Melk Monastery, Austria

But the promised austerity does not show in the palace inherited from the House of Babenberg that established the dynasty that reigned over Austria, then known as the Imperial Margraviate of Austria. Margrave Leopold II made the decision in 1089 and bestowed Melk Abbey upon Benedictine monks. Melk Abbey Museum consists of 11 exhibition rooms richly filled with artifacts showing grandeur and power and less the desired austerity.

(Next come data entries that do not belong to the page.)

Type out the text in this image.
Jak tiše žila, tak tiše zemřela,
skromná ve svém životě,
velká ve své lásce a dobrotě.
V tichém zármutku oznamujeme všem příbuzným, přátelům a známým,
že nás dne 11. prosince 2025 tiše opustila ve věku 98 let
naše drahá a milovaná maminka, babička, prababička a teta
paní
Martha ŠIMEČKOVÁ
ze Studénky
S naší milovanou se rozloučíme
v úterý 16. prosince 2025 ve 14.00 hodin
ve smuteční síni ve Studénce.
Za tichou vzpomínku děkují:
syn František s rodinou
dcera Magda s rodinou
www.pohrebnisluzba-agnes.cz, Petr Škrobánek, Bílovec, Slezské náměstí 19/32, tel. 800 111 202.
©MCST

Wachau Valley, a charming portion of the Danube is filled by castle and monasteries that hide behind their walls lots of legends. You can cruise it with a boat from the town of Melk stopping in Spit, Durnstein and ending in Krems. There is a Wachau Valley train+boat ticket available for 82 euro. And either is a legend related to a king who died because he did not respect the religious obligations after her queen’s death or a bunch of rabbits stranded on top of a monastery when the snow that reached the roof suddenly melted, they make for cool stories when you cruise the UNESCO protected Danube valley.

Durnstein, Austria

Dürnstein’s first historical mentioning is in 1192 when King Richard I of England, famously known as Richard the Lionheart was imprisoned here. The story follows the Third Crusade, where both the king of England and the Leopold Duke of Austria were part.

Durnstein, Austria

Leopold imprisoned Richard whose seemingly actions at the Battle of Acre of casting down his standard from the walls offended him. Leopold also accused Richard of orchestrating the murder of his cousin, Conrad of Montferrat, in Jerusalem.

Durnstein, Austria

The bottom line is the Leopold threw Richard in the dungeon of Dürnstein Castle, perched above the town, now a romantic ruin The Pope got involved and excommunicated Leopold for capturing a fellow crusader and transferred Richard – the guy was not a choir boy, so he could not have complained of any witch hunt(!) – to Henry VI, Holy Roman Emperor, who imprisoned him at Trifels Castle.

Krems, Austria

During off season there is only one boat per day cruising Wachau Valley so from charming Durstein, the best spot of the valley, I took a local bus for a short ride to Krems. The town was first mentioned in 995 but here archeologists found a child’s grave dated as 27,000 years old, the oldest grave found in Austria. During the 12th century, Chremis/Krems was almost as large as Vienna. It looks like a typical Austrian-German town lined up with lots of shops some selling Marillenschnaps, an apricot brandy, Wachau Valley being famous for its apricot production as well as its vineyards.